Why design patterns ensure reliable multi-tasking in FreeRTOS - Performance Analysis
We want to see how using design patterns affects the time it takes for tasks to run in FreeRTOS.
How does the way we organize code change the work done as tasks increase?
Analyze the time complexity of the following code snippet.
// Simple task creation and queue usage pattern
void Task1(void *pvParameters) {
for (;;) {
xQueueSend(queue, &data, portMAX_DELAY); // send data to queue
vTaskDelay(pdMS_TO_TICKS(100)); // wait 100 ms
}
}
void Task2(void *pvParameters) {
for (;;) {
xQueueReceive(queue, &receivedData, portMAX_DELAY); // receive data
process(receivedData); // handle data
}
}
This code shows two tasks communicating via a queue, a common design pattern in FreeRTOS for safe data sharing.
Identify the loops, recursion, array traversals that repeat.
- Primary operation: The infinite loops in both tasks repeatedly send and receive data through the queue.
- How many times: These loops run indefinitely, repeating as long as the system runs.
As the number of tasks or messages grows, the operations to send and receive data also grow.

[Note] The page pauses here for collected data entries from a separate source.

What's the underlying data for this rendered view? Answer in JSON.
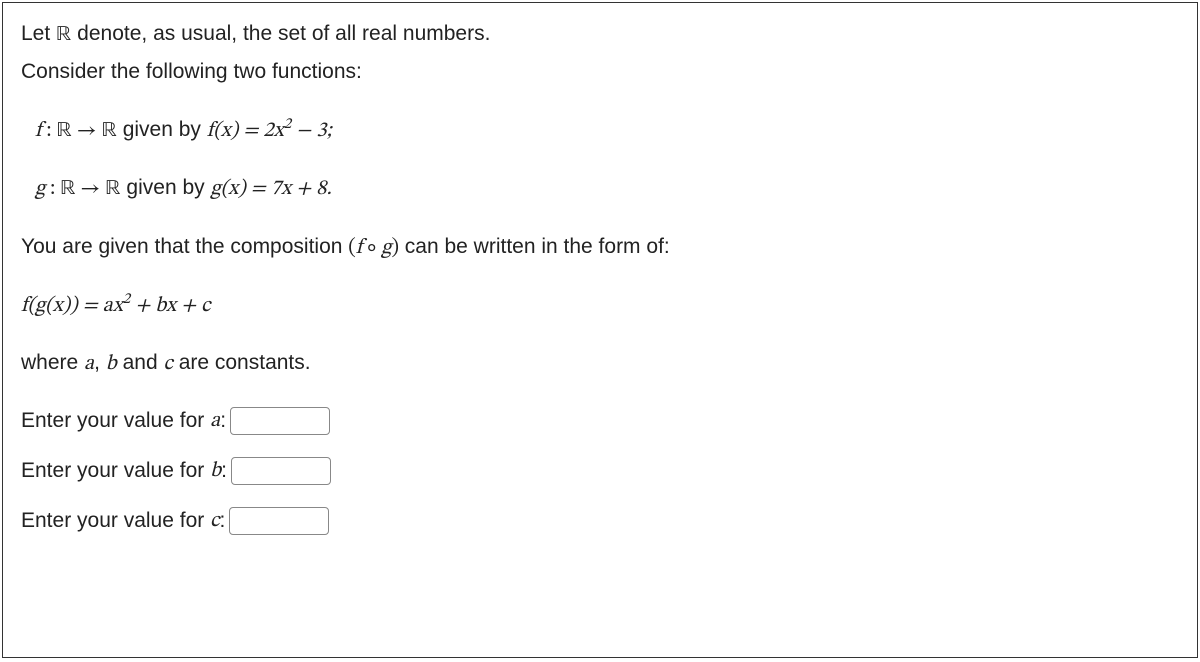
{
  "intro": {
    "line1_pre": "Let ",
    "line1_R": "ℝ",
    "line1_post": " denote, as usual, the set of all real numbers.",
    "line2": "Consider the following two functions:"
  },
  "func_f": {
    "lhs_f": "f",
    "colon": " : ",
    "R1": "ℝ",
    "arrow": " → ",
    "R2": "ℝ",
    "given": " given by ",
    "rhs_pre": "f(x) = 2x",
    "rhs_sup": "2",
    "rhs_post": " − 3;"
  },
  "func_g": {
    "lhs_g": "g",
    "colon": " : ",
    "R1": "ℝ",
    "arrow": " → ",
    "R2": "ℝ",
    "given": " given by ",
    "rhs": "g(x) = 7x + 8."
  },
  "comp": {
    "pre": "You are given that the composition ",
    "expr_open": "(",
    "f": "f",
    "circ": " ∘ ",
    "g": "g",
    "expr_close": ")",
    "post": " can be written in the form of:"
  },
  "form": {
    "lhs": "f(g(x)) = ax",
    "sup": "2",
    "rhs": " + bx + c"
  },
  "constants": {
    "pre": "where ",
    "a": "a",
    "sep1": ", ",
    "b": "b",
    "and": " and ",
    "c": "c",
    "post": " are constants."
  },
  "prompts": {
    "a_pre": "Enter your value for ",
    "a_var": "a",
    "a_colon": ":",
    "b_pre": "Enter your value for ",
    "b_var": "b",
    "b_colon": ":",
    "c_pre": "Enter your value for ",
    "c_var": "c",
    "c_colon": ":"
  }
}
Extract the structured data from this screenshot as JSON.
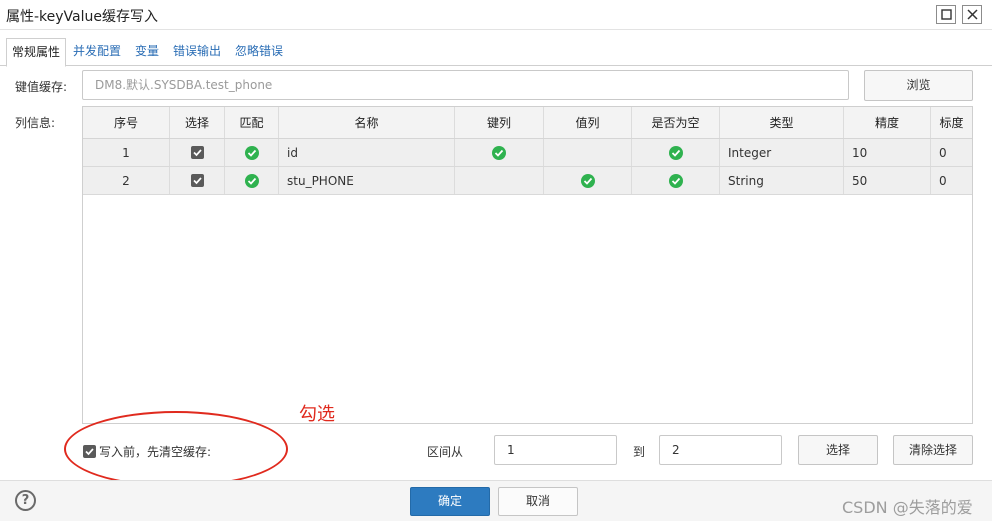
{
  "window": {
    "title": "属性-keyValue缓存写入"
  },
  "tabs": [
    {
      "label": "常规属性",
      "active": true
    },
    {
      "label": "并发配置",
      "active": false
    },
    {
      "label": "变量",
      "active": false
    },
    {
      "label": "错误输出",
      "active": false
    },
    {
      "label": "忽略错误",
      "active": false
    }
  ],
  "kv_cache": {
    "label": "键值缓存:",
    "value": "DM8.默认.SYSDBA.test_phone",
    "browse_label": "浏览"
  },
  "columns_info": {
    "label": "列信息:",
    "headers": [
      "序号",
      "选择",
      "匹配",
      "名称",
      "键列",
      "值列",
      "是否为空",
      "类型",
      "精度",
      "标度"
    ],
    "rows": [
      {
        "index": "1",
        "selected": true,
        "matched": true,
        "name": "id",
        "key_col": true,
        "value_col": false,
        "nullable": true,
        "type": "Integer",
        "precision": "10",
        "scale": "0"
      },
      {
        "index": "2",
        "selected": true,
        "matched": true,
        "name": "stu_PHONE",
        "key_col": false,
        "value_col": true,
        "nullable": true,
        "type": "String",
        "precision": "50",
        "scale": "0"
      }
    ]
  },
  "options": {
    "clear_before_write_label": "写入前，先清空缓存:",
    "clear_before_write_checked": true,
    "range_from_label": "区间从",
    "range_from_value": "1",
    "range_to_label": "到",
    "range_to_value": "2",
    "select_label": "选择",
    "clear_select_label": "清除选择"
  },
  "annotation": {
    "text": "勾选",
    "color": "#e02a1e"
  },
  "footer": {
    "help_glyph": "?",
    "ok_label": "确定",
    "cancel_label": "取消",
    "watermark": "CSDN @失落的爱"
  },
  "colors": {
    "accent": "#2d7bc0",
    "link": "#2a6db5",
    "success": "#2fb24f"
  }
}
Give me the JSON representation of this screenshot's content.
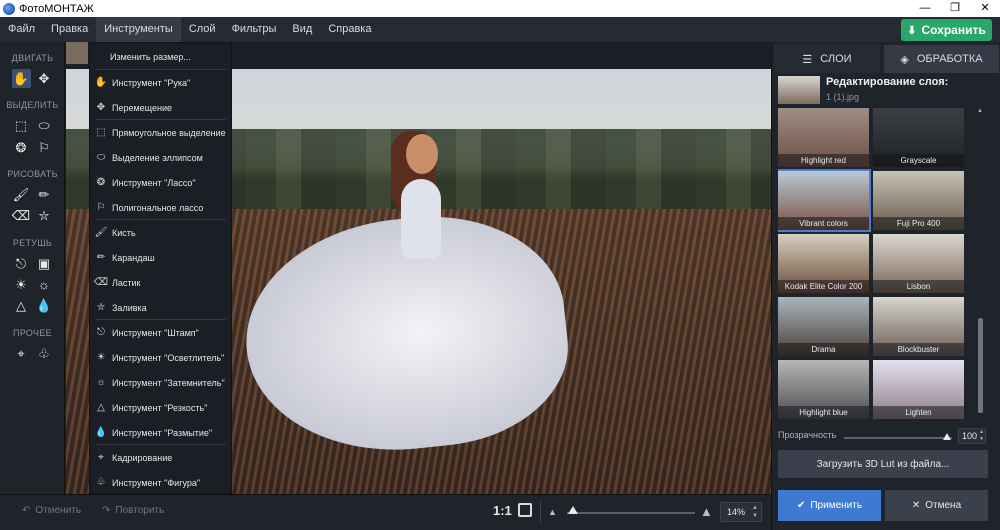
{
  "window": {
    "title": "ФотоМОНТАЖ",
    "minimize_icon": "minimize-icon",
    "maximize_icon": "maximize-icon",
    "close_icon": "close-icon"
  },
  "menu": [
    "Файл",
    "Правка",
    "Инструменты",
    "Слой",
    "Фильтры",
    "Вид",
    "Справка"
  ],
  "save_label": "Сохранить",
  "save_color": "#2aa86a",
  "tool_groups": {
    "move": "ДВИГАТЬ",
    "select": "ВЫДЕЛИТЬ",
    "draw": "РИСОВАТЬ",
    "retouch": "РЕТУШЬ",
    "other": "ПРОЧЕЕ"
  },
  "dropdown": {
    "items": [
      {
        "label": "Изменить размер...",
        "icon": ""
      },
      {
        "label": "Инструмент \"Рука\"",
        "icon": "hand-icon"
      },
      {
        "label": "Перемещение",
        "icon": "move-icon"
      },
      {
        "label": "Прямоугольное выделение",
        "icon": "rect-select-icon"
      },
      {
        "label": "Выделение эллипсом",
        "icon": "ellipse-select-icon"
      },
      {
        "label": "Инструмент \"Лассо\"",
        "icon": "lasso-icon"
      },
      {
        "label": "Полигональное лассо",
        "icon": "polygon-lasso-icon"
      },
      {
        "label": "Кисть",
        "icon": "brush-icon"
      },
      {
        "label": "Карандаш",
        "icon": "pencil-icon"
      },
      {
        "label": "Ластик",
        "icon": "eraser-icon"
      },
      {
        "label": "Заливка",
        "icon": "fill-icon"
      },
      {
        "label": "Инструмент \"Штамп\"",
        "icon": "stamp-icon"
      },
      {
        "label": "Инструмент \"Осветлитель\"",
        "icon": "dodge-icon"
      },
      {
        "label": "Инструмент \"Затемнитель\"",
        "icon": "burn-icon"
      },
      {
        "label": "Инструмент \"Резкость\"",
        "icon": "sharpen-icon"
      },
      {
        "label": "Инструмент \"Размытие\"",
        "icon": "blur-icon"
      },
      {
        "label": "Кадрирование",
        "icon": "crop-icon"
      },
      {
        "label": "Инструмент \"Фигура\"",
        "icon": "shape-icon"
      }
    ]
  },
  "bottom": {
    "undo": "Отменить",
    "redo": "Повторить",
    "ratio": "1:1",
    "zoom": "14%"
  },
  "right_panel": {
    "tab_layers": "СЛОИ",
    "tab_processing": "ОБРАБОТКА",
    "layer_title": "Редактирование слоя:",
    "layer_file": "1 (1).jpg",
    "filters": [
      "Highlight red",
      "Grayscale",
      "Vibrant colors",
      "Fuji Pro 400",
      "Kodak Elite Color 200",
      "Lisbon",
      "Drama",
      "Blockbuster",
      "Highlight blue",
      "Lighten"
    ],
    "selected_filter": "Vibrant colors",
    "opacity_label": "Прозрачность",
    "opacity_value": "100",
    "lut_button": "Загрузить 3D Lut из файла...",
    "apply": "Применить",
    "cancel": "Отмена",
    "apply_color": "#3e7ad1"
  }
}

| Input Size (number of messages/tasks) | Approx. Operations |
|---|---|
| 10 | About 10 sends and 10 receives |
| 100 | About 100 sends and 100 receives |
| 1000 | About 1000 sends and 1000 receives |
Pattern observation: The work grows directly with the number of messages or tasks communicating.
Time Complexity: O(n)
This means the time to handle communication grows in a straight line with the number of messages or tasks.
[X] Wrong: "Using design patterns makes multitasking instant and cost-free."
[OK] Correct: Even with good patterns, each task and message adds work, so time grows with load.
Understanding how design patterns affect task timing shows you can write code that works well as systems grow.
"What if we replaced the queue with direct task notifications? How would the time complexity change?"